Si l'infidélité existe depuis toujours, on peut certainement dire qu'elle connaît ses heures de gloire depuis une vingtaine d'années. La valorisation de l'individualisme et du plaisir immédiat ont eu pour effet de modifier nos comportements. Dans bien des cas, les hommes et les femmes perçoivent l'engagement amoureux comme une contrainte qui brime leurs élans. Et aussitôt que quelque chose ne tourne pas rond au sein du couple, les partenaires se paient une petite incartade sans trop de remords. Mais qui dit infidélité dit aussi évitement, fuite et complication du problème. Au bout du compte, rien n'est réglé. Pas étonnant que les couples éclatent les uns après les autres!
«Nous vivons aujourd'hui une crise d'adolescence, explique la sexologue-psychothérapeute que nous avons interrogée. Depuis 1960, on s'est libéré du modèle obligatoire, instituant le couple comme la cellule fondamentale de la société. On a opté pour la dimension narcissique de la vie conjugale. Naïvement, les gens considèrent que l'amour doit être parfait, alors qu'il est défi, souffrance, et qu'il n'est jamais acquis. Heureusement, depuis une dizaine d'année ans, on remarque un retour du balancier vers des valeurs plus traditionnelles.»
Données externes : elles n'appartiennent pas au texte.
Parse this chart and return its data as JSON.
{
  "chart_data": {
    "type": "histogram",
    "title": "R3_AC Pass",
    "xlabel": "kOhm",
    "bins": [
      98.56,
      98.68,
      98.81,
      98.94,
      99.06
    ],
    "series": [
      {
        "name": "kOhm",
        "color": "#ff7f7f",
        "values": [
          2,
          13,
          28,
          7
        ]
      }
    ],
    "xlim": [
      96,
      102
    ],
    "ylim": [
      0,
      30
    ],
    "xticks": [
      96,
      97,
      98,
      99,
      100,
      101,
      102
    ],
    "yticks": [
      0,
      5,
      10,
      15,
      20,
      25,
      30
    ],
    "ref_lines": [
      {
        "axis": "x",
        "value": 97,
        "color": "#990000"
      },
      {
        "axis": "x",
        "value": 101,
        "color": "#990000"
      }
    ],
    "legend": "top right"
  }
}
Pour sa part, la psychologue que nous avons rencontrée, parle de la «dérive des sentiments». «Depuis une vingtaine d'années, dit-elle, on assiste à un certain déplacement de l'amour romantique vers l'amour passion. Mais sous l'une ou l'autre de ces formes, c'est la fusion qui est valorisée. Et cette image de l'amour relève davantage du mythe que de la réalité des rapports humains.»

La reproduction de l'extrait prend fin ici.